Every step along the way, it was her father who directly or indirectly opened these doors for her. And while it may be easy to dismiss that as just getting a foot in the door, that’s often the hardest part of finding success in the world of media. Little things like an internship at SNL snowball into bigger opportunities. The Daily Beast column was followed by her book deal, which was followed by a contributor contract with MSNBC, which was followed by an offer to co-host Outnumbered on Fox News, which was followed by her recent four-year stint at The View. None of these things happen without getting a foot in the door, and that foot doesn’t get in the door without her dad being John McCain.

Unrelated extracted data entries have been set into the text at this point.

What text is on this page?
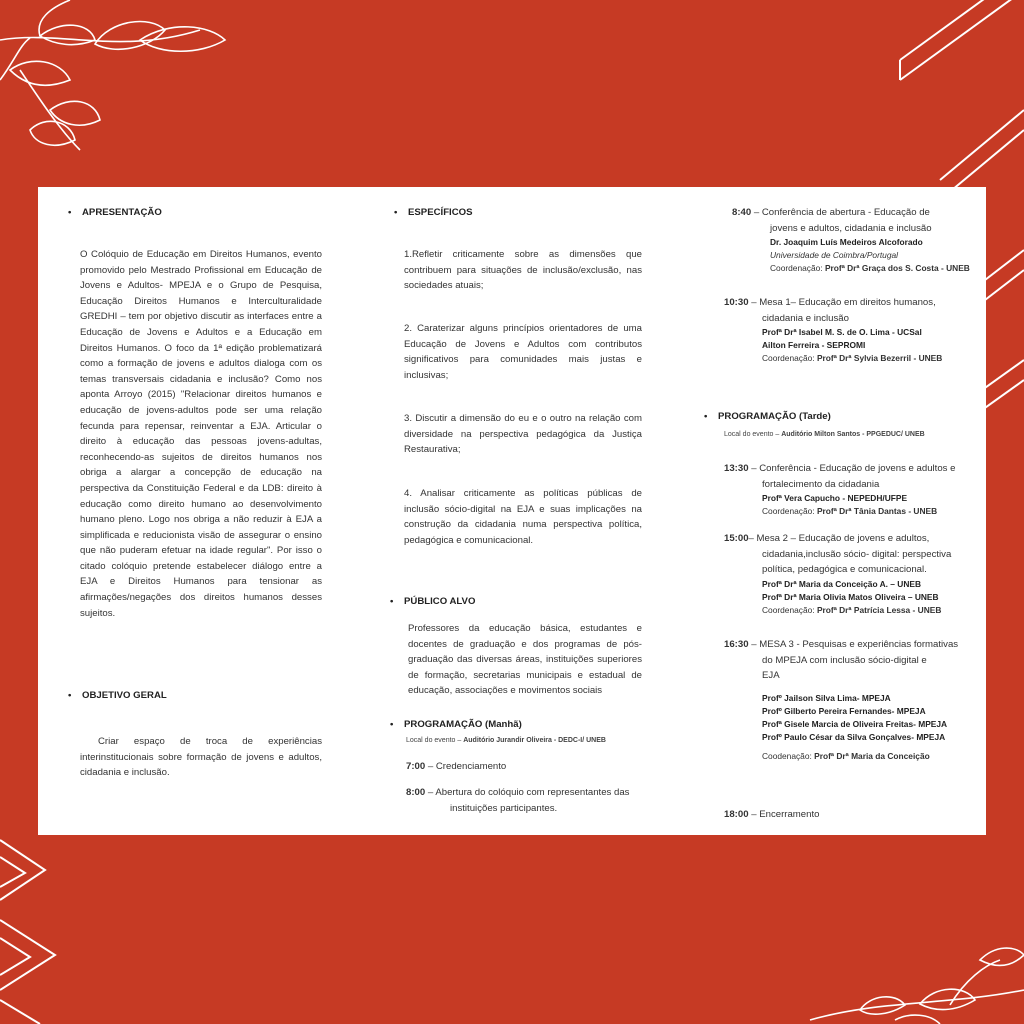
• APRESENTAÇÃO

O Colóquio de Educação em Direitos Humanos, evento promovido pelo Mestrado Profissional em Educação de Jovens e Adultos- MPEJA e o Grupo de Pesquisa, Educação Direitos Humanos e Interculturalidade GREDHI – tem por objetivo discutir as interfaces entre a Educação de Jovens e Adultos e a Educação em Direitos Humanos. O foco da 1ª edição problematizará como a formação de jovens e adultos dialoga com os temas transversais cidadania e inclusão? Como nos aponta Arroyo (2015) "Relacionar direitos humanos e educação de jovens-adultos pode ser uma relação fecunda para repensar, reinventar a EJA. Articular o direito à educação das pessoas jovens-adultas, reconhecendo-as sujeitos de direitos humanos nos obriga a alargar a concepção de educação na perspectiva da Constituição Federal e da LDB: direito à educação como direito humano ao desenvolvimento humano pleno. Logo nos obriga a não reduzir à EJA a simplificada e reducionista visão de assegurar o ensino que não puderam efetuar na idade regular". Por isso o citado colóquio pretende estabelecer diálogo entre a EJA e Direitos Humanos para tensionar as afirmações/negações dos direitos humanos desses sujeitos.

• OBJETIVO GERAL

Criar espaço de troca de experiências interinstitucionais sobre formação de jovens e adultos, cidadania e inclusão.

• ESPECÍFICOS

1.Refletir criticamente sobre as dimensões que contribuem para situações de inclusão/exclusão, nas sociedades atuais;

2. Caraterizar alguns princípios orientadores de uma Educação de Jovens e Adultos com contributos significativos para comunidades mais justas e inclusivas;

3. Discutir a dimensão do eu e o outro na relação com diversidade na perspectiva pedagógica da Justiça Restaurativa;

4. Analisar criticamente as políticas públicas de inclusão sócio-digital na EJA e suas implicações na construção da cidadania numa perspectiva política, pedagógica e comunicacional.

• PÚBLICO ALVO

Professores da educação básica, estudantes e docentes de graduação e dos programas de pós-graduação das diversas áreas, instituições superiores de formação, secretarias municipais e estadual de educação, associações e movimentos sociais

• PROGRAMAÇÃO (Manhã)
Local do evento – Auditório Jurandir Oliveira - DEDC-I/ UNEB
7:00 – Credenciamento
8:00 – Abertura do colóquio com representantes das
instituições participantes.
8:40 – Conferência de abertura - Educação de
jovens e adultos, cidadania e inclusão
Dr. Joaquim Luís Medeiros Alcoforado
Universidade de Coimbra/Portugal
Coordenação: Profª Drª Graça dos S. Costa - UNEB
10:30 – Mesa 1– Educação em direitos humanos,
cidadania e inclusão
Profª Drª Isabel M. S. de O. Lima - UCSal
Ailton Ferreira - SEPROMI
Coordenação: Profª Drª Sylvia Bezerril - UNEB
• PROGRAMAÇÃO (Tarde)
Local do evento – Auditório Milton Santos - PPGEDUC/ UNEB
13:30 – Conferência - Educação de jovens e adultos e
fortalecimento da cidadania
Profª Vera Capucho - NEPEDH/UFPE
Coordenação: Profª Drª Tânia Dantas - UNEB
15:00– Mesa 2 – Educação de jovens e adultos,
cidadania,inclusão sócio- digital: perspectiva
política, pedagógica e comunicacional.
Profª Drª Maria da Conceição A. – UNEB
Profª Drª Maria Olivia Matos Oliveira – UNEB
Coordenação: Profª Drª Patrícia Lessa - UNEB
16:30 – MESA 3 - Pesquisas e experiências formativas
do MPEJA com inclusão sócio-digital e
EJA
Profº Jailson Silva Lima- MPEJA
Profº Gilberto Pereira Fernandes- MPEJA
Profª Gisele Marcia de Oliveira Freitas- MPEJA
Profº Paulo César da Silva Gonçalves- MPEJA
Coodenação: Profª Drª Maria da Conceição
18:00 – Encerramento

“Every single door I’ve ever walked in my entire life, people automatically assume you’re going to be a lazy, spoiled brat that won’t contribute anything because you have famous parents, and it’s something I have dealt with my entire life,” she said during a July episode of The View. “I no longer care. I think my work and my work ethic speaks for itself, but I think people think when you have a famous family or a famous parent, everything is just given to you and things are really easy.”

If her work and work ethic actually spoke for themselves, she probably wouldn’t face questions about nepotism so often. It is possible to break free from that by truly becoming a master of your craft. It’s easy to catch the fourth hour of NBC’s Today show without lamenting that Jenna Bush Hager is the daughter of former President George W. Bush. It was easy to watch McCain’s former co-host on The View, Abby Huntsman, comment on the day’s events without thinking, “Oh, right, that’s former Utah Governor Jon Huntsman’s daughter!” The reason nepotism charges haunt McCain is precisely that her work doesn’t speak for itself.

McCain will continue to insist that she left The View because it was hostile to conservatives, but the truth is that her replacement will almost certainly be someone with equally conservative views. I’m sure she’ll continue to have a long, successful career—and it will continue to be thanks to her famous last name.